Daniel arched a dark eyebrow. “It's complicated.”

She waited.

“Matt said that Will pleaded not-guilty to all the charges. They held the trial over in Easton, because the prosecutor couldn't find enough people on Tawes who weren't related to Will to make up a jury. To make a long story short, the Eastern Shore jurors found him guilty. Later, the jury foreman said he wasn't a hundred percent convinced, but there were no other suspects, and if there was all that smoke, there had to be fire.”

“Circumstantial.”

“Yes, something like that. But the charges were for beating Beth, not for getting her pregnant. The prosecutor kept repeating that Beth's pregnancy shamed Will and he'd lost his temper and started hitting her.”

“But he never admitted it.”

“No. Apparently when Will was sentenced he lost it, shouting that he was innocent, that whoever had fathered her child had attacked her. He threatened to find out who he was, hunt him down like a dog, and put a bullet through his head. He swore he wouldn't stop searching, not if it took the rest of his life.”

Bailey sank down on the grass and cradled the sketchbook against her chest. “But that was so long ago, thirty-five years. It's not reasonable that he'd carry a grudge that long.”

Daniel laughed. “You don't know Tawes as well as you think you do. The Chesapeake used to be a wild place. Blood feuds between families rivaled those of the Hatfields and the McCoys.”

“You've got to be kidding me.”

“Hardly. Just after the Civil War, three Catlin boys shot it out with two Tawes brothers. Only one Catlin survived, and he didn't live out the year. Folks claimed that it was one of the Tawes widows who did him in.”

“Unbelievable.”

“I can show you the headstones in the cemetery. You can still read their names.” Daniel's expression hardened. “Call it vigilante justice if you want, but if the man who caused Beth's pregnancy and death is still alive, he has every reason to fear Will.”

“You believe that?”

“I know it.”

She sighed. “Okay.”

“What do you intend to do?”

“I don't know yet.”

He nodded.

Taking both the sketchbook and the photo album, Bailey went out to Elizabeth's dock and sat there for a long time, watching the tide and the birds and letting the peace of the early evening seep over her. Seeing Beth's artwork and the pictures of her as a child made Bailey all the more determined to discover who had wronged her. She knew what she had to do, but she wasn't certain she could summon the courage to do it.

If only her mother had confided in someone . . . if she'd gone to her aunt or told her secret to a friend, Bailey mused. But, as Emma would say, “If wishes were horses, beggars would ride.”

If she was to learn anything about the final hours of Beth's life, there was only one place to start. Carrying both books, Bailey retraced her path down the beach and took the overgrown lane that led to her uncle Will's house. She'd gone no more than a few hundred feet into the woods when a rustling of brush brought her to a halt.

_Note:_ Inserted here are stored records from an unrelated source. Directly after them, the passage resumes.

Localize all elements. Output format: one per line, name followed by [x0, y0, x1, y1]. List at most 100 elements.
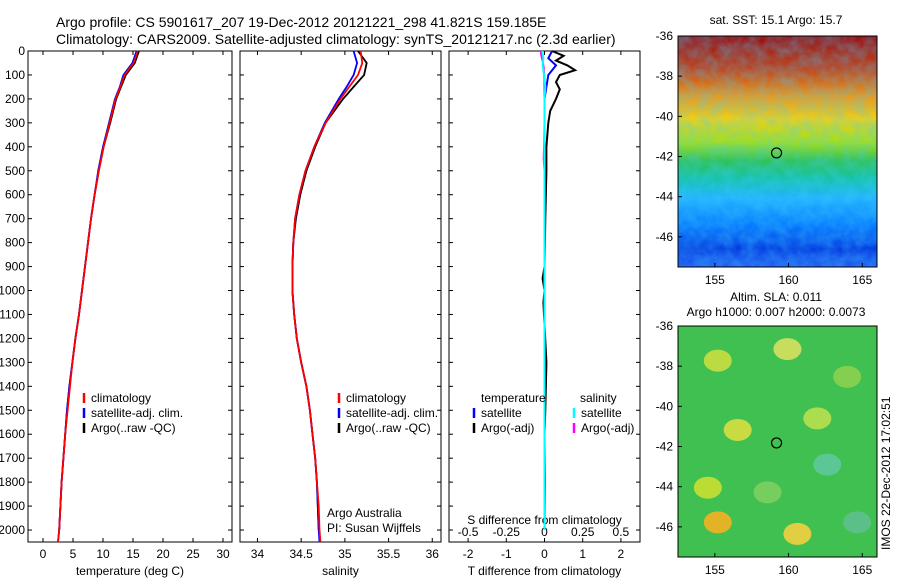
temperature-plot-frame — [27, 50, 233, 543]
difference-legend-title-temperature: temperature — [481, 391, 546, 405]
depth-tick-label: 800 — [5, 236, 25, 250]
difference-x-tick-label: -1 — [501, 547, 512, 561]
sla_map-y-tick-label: -44 — [656, 480, 674, 494]
sla-map-anomaly-patch — [723, 418, 752, 441]
depth-tick-label: 1000 — [0, 284, 25, 298]
difference-t-axis-label: T difference from climatology — [468, 564, 622, 578]
depth-tick-label: 100 — [5, 68, 25, 82]
sla_map-y-tick-label: -38 — [656, 359, 674, 373]
temperature-legend-label-satellite-adj-clim: satellite-adj. clim. — [91, 406, 183, 420]
salinity-x-tick-label: 35.5 — [377, 547, 401, 561]
sla-map-anomaly-patch — [703, 511, 732, 534]
sla_map-x-tick-label: 165 — [852, 563, 872, 577]
argo-position-marker — [770, 437, 783, 449]
sla_map-y-tick-label: -42 — [656, 440, 674, 454]
depth-tick-label: 1400 — [0, 379, 25, 393]
sla-map-title-line: Altim. SLA: 0.011 — [730, 290, 822, 304]
difference-x-tick-label: 2 — [618, 547, 625, 561]
sla_map-x-tick-label: 160 — [779, 563, 799, 577]
sla_map-y-tick-label: -46 — [656, 520, 674, 534]
depth-tick-label: 1600 — [0, 427, 25, 441]
difference-legend-label-argo-adj: Argo(-adj) — [581, 421, 634, 435]
sst_map-y-tick-label: -40 — [656, 109, 674, 123]
salinity-annotation-line: PI: Susan Wijffels — [327, 521, 421, 535]
salinity-x-tick-label: 34 — [251, 547, 265, 561]
sla-map-anomaly-patch — [753, 481, 782, 504]
temperature-series-climatology — [57, 50, 139, 543]
depth-tick-label: 1800 — [0, 475, 25, 489]
salinity-x-tick-label: 34.5 — [289, 547, 313, 561]
difference-legend-label-satellite: satellite — [581, 406, 622, 420]
sst_map-y-tick-label: -38 — [656, 69, 674, 83]
sst_map-y-tick-label: -42 — [656, 150, 674, 164]
difference-top-tick-label: 0.5 — [613, 525, 630, 539]
difference-x-tick-label: -2 — [463, 547, 474, 561]
sla_map-y-tick-label: -40 — [656, 399, 674, 413]
difference-top-tick-label: 0 — [541, 525, 548, 539]
argo-position-marker — [770, 147, 783, 159]
timestamp-side-text: IMOS 22-Dec-2012 17:02:51 — [879, 396, 893, 550]
difference-legend-label-satellite: satellite — [481, 406, 522, 420]
depth-tick-label: 900 — [5, 260, 25, 274]
sla-map-anomaly-patch — [783, 522, 812, 545]
sla-map-anomaly-patch — [833, 365, 862, 388]
depth-tick-label: 2000 — [0, 523, 25, 537]
salinity-legend-label-climatology: climatology — [346, 391, 406, 405]
temperature-legend-label-argo-raw-qc: Argo(..raw -QC) — [91, 421, 176, 435]
sst_map-y-tick-label: -44 — [656, 190, 674, 204]
temperature-x-tick-label: 5 — [70, 547, 77, 561]
depth-tick-label: 700 — [5, 212, 25, 226]
temperature-legend-label-climatology: climatology — [91, 391, 151, 405]
temperature-x-tick-label: 30 — [216, 547, 230, 561]
sst_map-x-tick-label: 160 — [779, 273, 799, 287]
temperature-x-tick-label: 25 — [186, 547, 200, 561]
figure-title-line-2: Climatology: CARS2009. Satellite-adjuste… — [56, 31, 616, 47]
difference-legend-title-salinity: salinity — [580, 391, 617, 405]
sst_map-x-tick-label: 165 — [852, 273, 872, 287]
temperature-x-axis-label: temperature (deg C) — [76, 564, 184, 578]
sst-map-texture-fill — [678, 36, 877, 267]
sst-map-title: sat. SST: 15.1 Argo: 15.7 — [710, 13, 843, 27]
sla_map-frame — [677, 325, 878, 558]
difference-x-tick-label: 1 — [579, 547, 586, 561]
depth-tick-label: 0 — [18, 44, 25, 58]
temperature-x-tick-label: 20 — [156, 547, 170, 561]
sla-map-anomaly-patch — [813, 453, 842, 476]
difference-top-tick-label: 0.25 — [571, 525, 595, 539]
depth-tick-label: 300 — [5, 116, 25, 130]
temperature-x-tick-label: 15 — [126, 547, 140, 561]
depth-tick-label: 1200 — [0, 331, 25, 345]
temperature-x-tick-label: 10 — [96, 547, 110, 561]
depth-tick-label: 1100 — [0, 307, 25, 321]
sst_map-frame — [677, 35, 878, 268]
difference-top-tick-label: -0.5 — [458, 525, 479, 539]
difference-top-tick-label: -0.25 — [493, 525, 521, 539]
salinity-legend-label-satellite-adj-clim: satellite-adj. clim. — [346, 406, 438, 420]
depth-tick-label: 1300 — [0, 355, 25, 369]
difference-series-salinity-satellite — [541, 50, 547, 530]
salinity-series-climatology — [291, 50, 364, 543]
difference-x-tick-label: 0 — [541, 547, 548, 561]
sla_map-x-tick-label: 155 — [705, 563, 725, 577]
difference-series-temperature-argo-adj — [541, 50, 578, 531]
depth-tick-label: 200 — [5, 92, 25, 106]
depth-tick-label: 500 — [5, 164, 25, 178]
chart-layer: 0 5 10 15 20 25 300100200300400500600700800900… — [0, 13, 893, 578]
depth-tick-label: 600 — [5, 188, 25, 202]
salinity-x-axis-label: salinity — [322, 564, 359, 578]
sst_map-y-tick-label: -46 — [656, 230, 674, 244]
salinity-legend-label-argo-raw-qc: Argo(..raw -QC) — [346, 421, 431, 435]
sla_map-y-tick-label: -36 — [656, 319, 674, 333]
salinity-x-tick-label: 36 — [426, 547, 440, 561]
sla-map-anomaly-patch — [703, 349, 732, 372]
salinity-annotation-line: Argo Australia — [327, 506, 402, 520]
temperature-x-tick-label: 0 — [40, 547, 47, 561]
sla-map-anomaly-patch — [773, 338, 802, 361]
sst_map-x-tick-label: 155 — [705, 273, 725, 287]
difference-legend-label-argo-adj: Argo(-adj) — [481, 421, 534, 435]
depth-tick-label: 1500 — [0, 403, 25, 417]
depth-tick-label: 1700 — [0, 451, 25, 465]
sla-map-anomaly-patch — [803, 407, 832, 430]
salinity-x-tick-label: 35 — [338, 547, 352, 561]
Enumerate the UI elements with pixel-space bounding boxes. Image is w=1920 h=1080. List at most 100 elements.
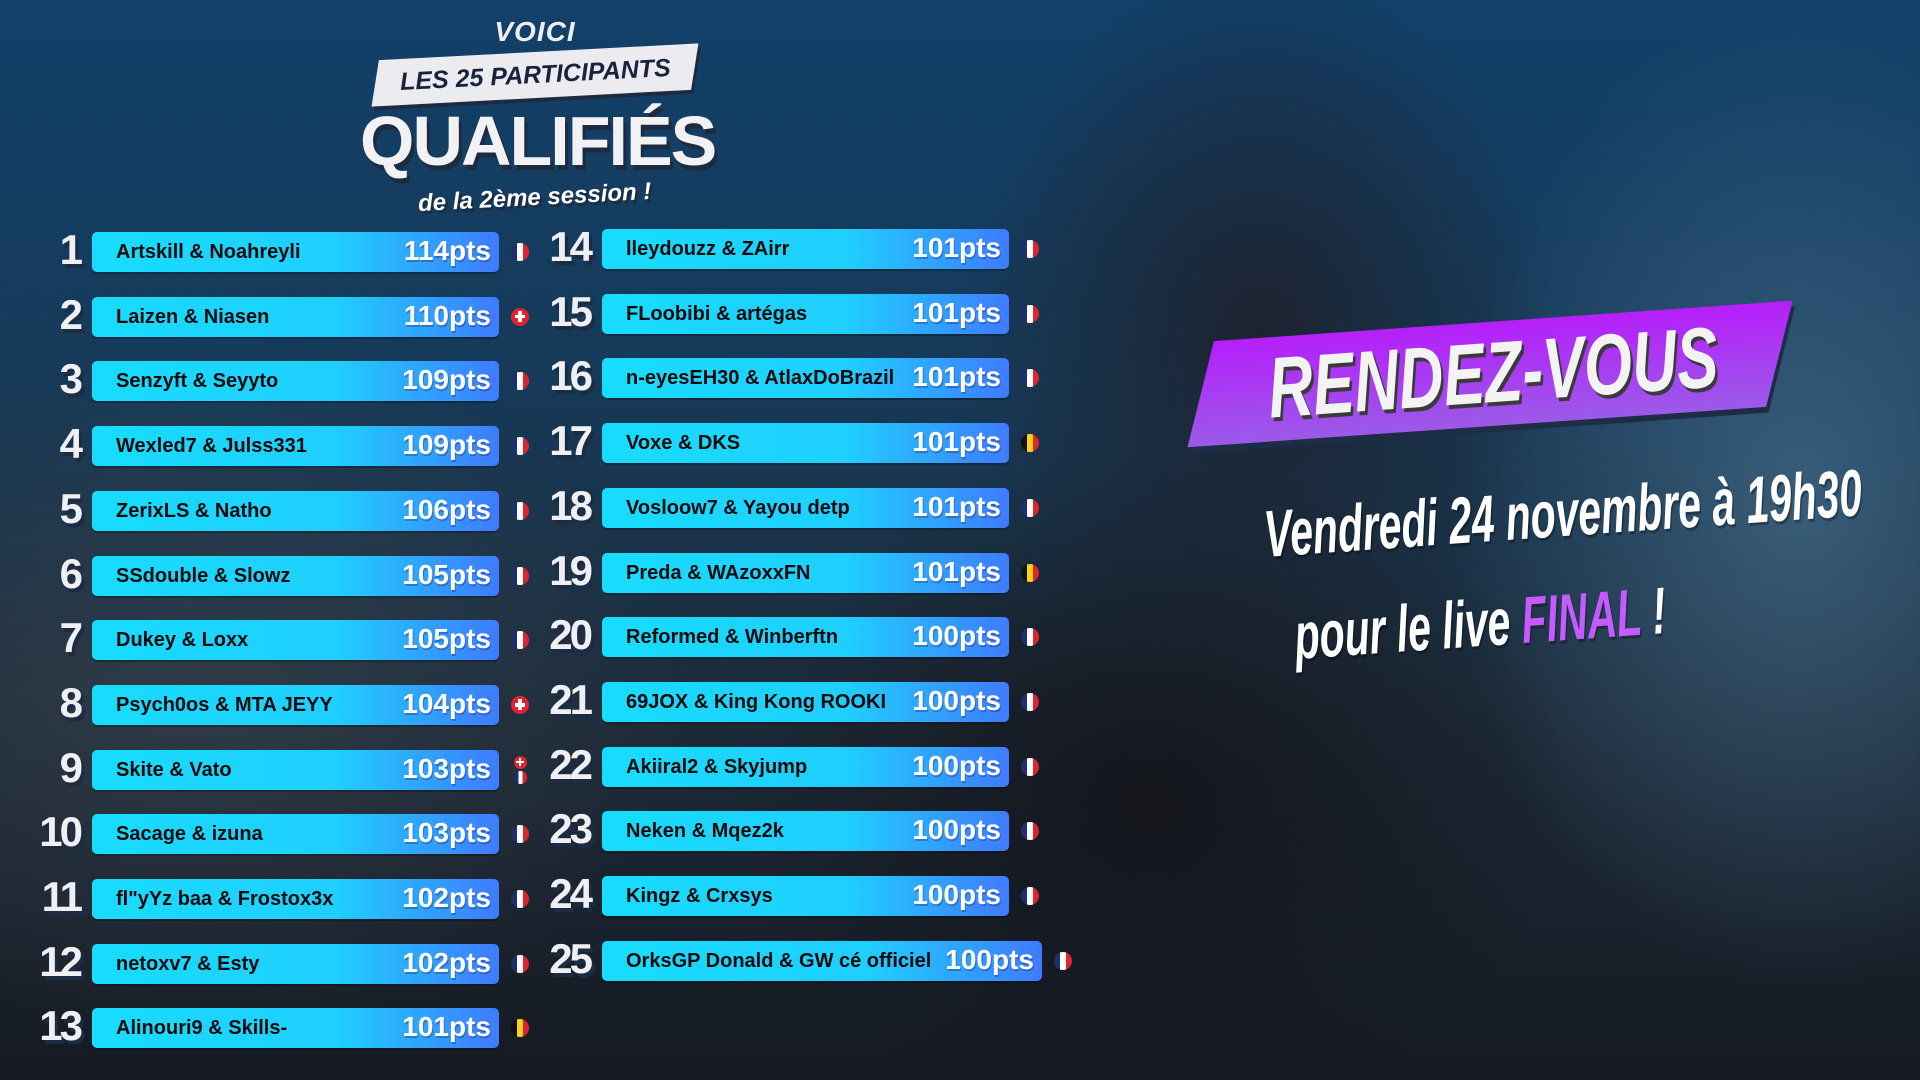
participant-bar: Reformed & Winberftn 100pts	[602, 617, 1009, 658]
rank-number: 20	[549, 611, 593, 659]
country-flags	[1020, 423, 1040, 463]
team-points: 100pts	[912, 620, 1001, 652]
flag-fr-icon	[1021, 628, 1039, 647]
team-name: Akiiral2 & Skyjump	[626, 755, 808, 778]
country-flags	[1053, 941, 1073, 981]
participant-bar: Preda & WAzoxxFN 101pts	[602, 552, 1009, 593]
flag-fr-icon	[1021, 692, 1039, 711]
country-flags	[1020, 229, 1040, 269]
rank-number: 24	[549, 870, 593, 917]
rendez-vous-title: RENDEZ-VOUS	[1264, 309, 1722, 437]
team-points: 102pts	[402, 946, 491, 978]
team-name: Preda & WAzoxxFN	[626, 561, 811, 584]
country-flags	[510, 426, 530, 466]
page-title-wrap: QUALIFIÉS	[360, 106, 717, 176]
team-name: Skite & Vato	[116, 758, 232, 781]
team-points: 101pts	[402, 1011, 491, 1043]
team-points: 101pts	[912, 361, 1001, 393]
team-name: OrksGP Donald & GW cé officiel	[626, 949, 932, 972]
participant-bar: Sacage & izuna 103pts	[92, 814, 499, 855]
flag-fr-icon	[511, 501, 529, 520]
participant-bar: netoxv7 & Esty 102pts	[92, 943, 499, 984]
team-name: Reformed & Winberftn	[626, 626, 839, 649]
participant-bar: Skite & Vato 103pts	[92, 749, 499, 790]
team-points: 106pts	[402, 493, 491, 525]
team-points: 103pts	[402, 752, 491, 784]
rank-number: 12	[39, 937, 83, 985]
flag-fr-icon	[1021, 498, 1039, 517]
team-name: 69JOX & King Kong ROOKI	[626, 690, 887, 713]
event-description: pour le live FINAL !	[1292, 573, 1668, 673]
country-flags	[1020, 488, 1040, 528]
team-points: 100pts	[945, 943, 1034, 975]
participant-bar: Neken & Mqez2k 100pts	[602, 811, 1009, 852]
rank-number: 17	[549, 417, 593, 465]
team-name: Wexled7 & Julss331	[116, 435, 307, 458]
participant-bar: Alinouri9 & Skills- 101pts	[92, 1008, 499, 1049]
country-flags	[1020, 876, 1040, 916]
team-name: Alinouri9 & Skills-	[116, 1017, 288, 1040]
country-flags	[510, 879, 530, 919]
team-name: SSdouble & Slowz	[116, 564, 291, 587]
flag-fr-icon	[1021, 304, 1039, 323]
participant-bar: SSdouble & Slowz 105pts	[92, 555, 499, 596]
rank-number: 9	[59, 743, 83, 791]
team-name: Laizen & Niasen	[116, 305, 270, 328]
country-flags	[1020, 294, 1040, 334]
rank-number: 8	[59, 678, 83, 726]
rank-number: 1	[59, 226, 83, 273]
team-points: 100pts	[912, 879, 1001, 910]
flag-fr-icon	[511, 566, 529, 585]
event-description-wrap: pour le live FINAL !	[1080, 573, 1880, 673]
flag-fr-icon	[1021, 887, 1039, 905]
country-flags	[1020, 553, 1040, 593]
participant-bar: lleydouzz & ZAirr 101pts	[602, 229, 1009, 269]
rank-number: 6	[59, 549, 83, 597]
rank-number: 11	[41, 873, 83, 920]
country-flags	[510, 814, 530, 854]
country-flags	[510, 232, 530, 272]
team-name: Kingz & Crxsys	[626, 885, 773, 907]
participant-bar: Psych0os & MTA JEYY 104pts	[92, 684, 499, 725]
participant-bar: FLoobibi & artégas 101pts	[602, 293, 1009, 334]
team-name: Sacage & izuna	[116, 823, 263, 846]
team-name: Dukey & Loxx	[116, 629, 249, 652]
country-flags	[510, 297, 530, 337]
participant-bar: Voxe & DKS 101pts	[602, 423, 1009, 464]
rank-number: 13	[39, 1002, 83, 1050]
rank-number: 19	[549, 546, 593, 594]
participant-bar: OrksGP Donald & GW cé officiel 100pts	[602, 940, 1042, 981]
header: VOICI LES 25 PARTICIPANTS QUALIFIÉS de l…	[360, 18, 717, 218]
participant-bar: Laizen & Niasen 110pts	[92, 296, 499, 337]
header-voici: VOICI	[494, 16, 576, 47]
participant-bar: n-eyesEH30 & AtlaxDoBrazil 101pts	[602, 358, 1009, 399]
rank-number: 4	[59, 420, 83, 468]
country-flags	[510, 491, 530, 531]
participant-bar: ZerixLS & Natho 106pts	[92, 490, 499, 531]
page-subtitle-wrap: de la 2ème session !	[360, 178, 710, 217]
flag-be-icon	[1021, 563, 1039, 582]
rendez-vous-title-wrap: RENDEZ-VOUS	[1180, 309, 1800, 436]
flag-fr-icon	[1054, 951, 1072, 970]
event-prefix: pour le live	[1291, 584, 1513, 673]
participant-bar: Vosloow7 & Yayou detp 101pts	[602, 487, 1009, 528]
flag-ch-icon	[511, 695, 529, 714]
team-points: 100pts	[912, 749, 1001, 781]
header-voici-wrap: VOICI	[360, 18, 710, 46]
participant-bar: Akiiral2 & Skyjump 100pts	[602, 746, 1009, 787]
rank-number: 16	[549, 352, 593, 400]
team-points: 109pts	[402, 429, 491, 461]
flag-be-icon	[511, 1019, 529, 1038]
team-name: Psych0os & MTA JEYY	[116, 693, 333, 716]
country-flags	[510, 556, 530, 596]
team-name: FLoobibi & artégas	[626, 302, 808, 325]
team-points: 101pts	[912, 490, 1001, 522]
country-flags	[510, 1008, 530, 1048]
country-flags	[1020, 682, 1040, 722]
team-name: Voxe & DKS	[626, 432, 741, 455]
flag-fr-icon	[511, 243, 529, 261]
team-points: 102pts	[402, 882, 491, 913]
country-flags	[510, 361, 530, 401]
team-points: 101pts	[912, 555, 1001, 587]
rank-number: 15	[549, 287, 593, 335]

Heart thudding, Bailey watched as the boughs of a cedar parted and a doe stepped daintily onto the path. The graceful animal stared at her with huge eyes and, when Bailey didn't move, uttered a small grunt. Seconds
later a spotted fawn leaped out of the tall ferns. The mother nuzzled the little one and then moved away into the trees on the far side of the lane. The fawn made two stiff-legged hops and darted after her.